As Will Ferrell movies go, "Eurovision Song Contest: The Story of Fire Saga" ranks somewhere in that vast, gray, paunchy middle area, perhaps wedged just above the waistband of "Zoolander 2" but just below the belly button of "Kicking and Screaming." If the movie, about an inept Icelandic music duo with dreams of winning the annual Eurovision Song Contest, fails to achieve the inspired lunacy of an "Anchorman," it is nevertheless nowhere near as bad as, say, "Holmes and Watson."

And maybe that's all we need, in this summer of covid-19, when even an unexceptional Will Ferrell comedy is better than none at all.

Ferrell plays Lars, a singer whose childhood dream has been to make it to Eurovision, an international singing competition that, since 1956, has brought European countries together in song (along with, since 1973, Israel, followed by Australia in 2013). With its chief claims to fame being the 1974 win by ABBA, and Celine Dion's win in 1988, it is mostly known for its propensity for synth-heavy power ballads by preening performers you've never heard of. (The over-the-top silliness of the acts is something the film embraces only halfheartedly, yet it provides most of the film's gentle chuckles.)

It is in 1974 that "Eurovision" opens, with the Swedish band ABBA's "Waterloo" playing on a TV in Husavik, Iceland, inspiring a young Lars to dreams of pop stardom. Fast forward to the present day, with Lars, sporting a mane of Fabio-esque hair, rehearsing with his platonic singing partner Sigrit (Rachel McAdams), who, predictably, has always loved him.

Their unrequited romance is a necessary throughline - without it this might be a "Saturday Night Live" sketch - but it provides more padding than genuine pleasure. A subplot involves the estrangement between Lars and his emotionally withholding father (Pierce Brosnan), who calls his son an "idiot."

The jokes, such as they are, have more to do with the cheesiness of Lars and Sigrit's act, known as Fire Saga, and their almost miraculous path from Husavik to Edinburgh, Scotland, where the Eurovision contest is being held. There, through a fluke involving a boat explosion that kills every other Icelandic contender for the Eurovision slot, Lars and Sigrit find themselves competing in the semifinals against singers much, much more talented than they are (if no less bombastic).

These include Dan Stevens's Alexander Lemtov, a Russian basso-profundo sleazeball with blue eyes only for Sigrit.
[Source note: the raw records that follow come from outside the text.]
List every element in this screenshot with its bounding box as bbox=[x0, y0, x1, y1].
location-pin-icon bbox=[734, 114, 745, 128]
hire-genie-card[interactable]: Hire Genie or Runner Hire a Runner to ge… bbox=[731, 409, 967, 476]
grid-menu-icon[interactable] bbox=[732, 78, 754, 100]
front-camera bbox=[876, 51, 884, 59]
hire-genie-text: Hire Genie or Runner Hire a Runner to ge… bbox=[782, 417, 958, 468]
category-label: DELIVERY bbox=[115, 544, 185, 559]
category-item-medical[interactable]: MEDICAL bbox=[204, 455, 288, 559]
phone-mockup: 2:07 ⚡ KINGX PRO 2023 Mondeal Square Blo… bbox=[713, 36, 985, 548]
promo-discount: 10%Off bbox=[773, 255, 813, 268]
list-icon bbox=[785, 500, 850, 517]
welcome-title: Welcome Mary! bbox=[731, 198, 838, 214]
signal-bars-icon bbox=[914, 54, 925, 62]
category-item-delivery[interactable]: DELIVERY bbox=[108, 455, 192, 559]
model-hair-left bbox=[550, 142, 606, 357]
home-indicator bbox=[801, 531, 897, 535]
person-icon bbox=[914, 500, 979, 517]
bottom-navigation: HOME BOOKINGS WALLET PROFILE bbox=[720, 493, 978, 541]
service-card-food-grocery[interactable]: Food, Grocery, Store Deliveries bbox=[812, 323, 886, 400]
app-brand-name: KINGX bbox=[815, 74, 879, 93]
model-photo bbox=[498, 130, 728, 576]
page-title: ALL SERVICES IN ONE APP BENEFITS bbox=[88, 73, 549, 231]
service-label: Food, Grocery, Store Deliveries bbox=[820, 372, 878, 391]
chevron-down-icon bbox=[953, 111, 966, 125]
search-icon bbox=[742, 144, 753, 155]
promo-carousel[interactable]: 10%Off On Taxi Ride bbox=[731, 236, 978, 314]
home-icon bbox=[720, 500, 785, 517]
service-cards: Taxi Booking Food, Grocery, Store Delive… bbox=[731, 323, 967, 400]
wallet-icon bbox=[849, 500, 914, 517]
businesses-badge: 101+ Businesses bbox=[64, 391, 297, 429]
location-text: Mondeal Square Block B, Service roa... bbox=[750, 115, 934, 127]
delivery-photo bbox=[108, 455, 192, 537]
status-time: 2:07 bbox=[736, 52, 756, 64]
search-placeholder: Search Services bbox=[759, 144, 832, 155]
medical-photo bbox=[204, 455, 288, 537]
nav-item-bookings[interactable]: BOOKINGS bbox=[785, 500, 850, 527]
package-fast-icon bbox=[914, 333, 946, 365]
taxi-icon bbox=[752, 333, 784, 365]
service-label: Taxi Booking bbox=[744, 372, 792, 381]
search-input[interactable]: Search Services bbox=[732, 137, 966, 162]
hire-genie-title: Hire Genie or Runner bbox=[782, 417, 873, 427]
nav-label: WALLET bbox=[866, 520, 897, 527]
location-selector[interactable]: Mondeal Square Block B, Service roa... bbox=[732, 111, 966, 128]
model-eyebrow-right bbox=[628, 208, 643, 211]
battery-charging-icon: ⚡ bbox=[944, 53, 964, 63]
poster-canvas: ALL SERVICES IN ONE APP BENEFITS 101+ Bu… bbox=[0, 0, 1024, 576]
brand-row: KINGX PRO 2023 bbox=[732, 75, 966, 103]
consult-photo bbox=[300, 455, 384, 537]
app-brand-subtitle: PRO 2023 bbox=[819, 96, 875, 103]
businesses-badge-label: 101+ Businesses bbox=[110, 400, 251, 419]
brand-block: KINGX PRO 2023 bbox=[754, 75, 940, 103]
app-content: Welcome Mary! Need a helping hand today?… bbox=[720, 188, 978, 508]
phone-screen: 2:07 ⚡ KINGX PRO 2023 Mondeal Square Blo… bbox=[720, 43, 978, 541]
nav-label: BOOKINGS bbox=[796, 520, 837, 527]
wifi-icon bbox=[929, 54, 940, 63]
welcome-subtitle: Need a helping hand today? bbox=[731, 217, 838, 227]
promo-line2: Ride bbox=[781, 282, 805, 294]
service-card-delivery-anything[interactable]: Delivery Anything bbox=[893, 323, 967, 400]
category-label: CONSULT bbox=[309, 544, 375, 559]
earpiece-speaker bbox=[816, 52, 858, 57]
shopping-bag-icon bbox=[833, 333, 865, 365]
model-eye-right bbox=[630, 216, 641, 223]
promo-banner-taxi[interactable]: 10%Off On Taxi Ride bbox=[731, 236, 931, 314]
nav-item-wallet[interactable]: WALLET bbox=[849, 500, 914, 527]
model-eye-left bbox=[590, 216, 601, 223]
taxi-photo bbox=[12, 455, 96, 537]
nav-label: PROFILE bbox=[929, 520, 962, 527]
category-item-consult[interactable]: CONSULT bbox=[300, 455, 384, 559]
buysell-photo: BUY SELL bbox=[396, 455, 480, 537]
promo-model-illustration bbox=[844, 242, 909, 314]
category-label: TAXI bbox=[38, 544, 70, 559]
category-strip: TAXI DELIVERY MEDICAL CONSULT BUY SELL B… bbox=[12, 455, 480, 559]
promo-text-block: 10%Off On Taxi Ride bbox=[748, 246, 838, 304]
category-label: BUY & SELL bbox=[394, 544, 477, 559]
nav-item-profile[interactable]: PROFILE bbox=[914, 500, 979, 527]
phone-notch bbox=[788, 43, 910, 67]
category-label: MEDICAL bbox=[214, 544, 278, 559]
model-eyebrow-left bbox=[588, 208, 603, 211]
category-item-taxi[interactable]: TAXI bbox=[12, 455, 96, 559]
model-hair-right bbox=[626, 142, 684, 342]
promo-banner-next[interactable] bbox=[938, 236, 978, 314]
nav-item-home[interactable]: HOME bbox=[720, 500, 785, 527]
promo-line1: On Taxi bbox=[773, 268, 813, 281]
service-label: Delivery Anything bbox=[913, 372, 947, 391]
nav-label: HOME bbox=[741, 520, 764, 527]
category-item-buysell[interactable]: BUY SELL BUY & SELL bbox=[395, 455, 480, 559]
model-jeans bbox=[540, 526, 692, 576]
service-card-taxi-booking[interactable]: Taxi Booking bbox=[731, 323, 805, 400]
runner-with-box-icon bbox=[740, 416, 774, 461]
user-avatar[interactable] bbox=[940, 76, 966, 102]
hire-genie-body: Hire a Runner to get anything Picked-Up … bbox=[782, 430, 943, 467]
Singer Demi Lovato makes a brief cameo as an Icelandic pop star killed in the boat explosion, but her appearances are mostly as a bloodied, armless ghost.

Speaking of wasted opportunity, there's plenty of fodder here to make fun of Eurovision, but it's hampered by the fact that many Americans don't really know anything about the contest, and the jokes, if there were more of them, would probably fly over our heads. In any case, neither the film's writers, Ferrell and "Saturday Night Live" veteran Andrew Steele, nor its director, David Dobkin ("Wedding Crashers"), seem especially interested in making a "Spinal Tap"-style parody. At heart, "Eurovison" seems content to be more dumb rom-com than sharp music satire.

Surely there are worse ways to spend time than with Ferrell, in metallic silver eye makeup and a Viking helmet, singing something called "Volcano Man." But as over-the-top as that sounds, I can't help feeling that there isn't nearly enough of it, and that the actor just isn't trying very hard.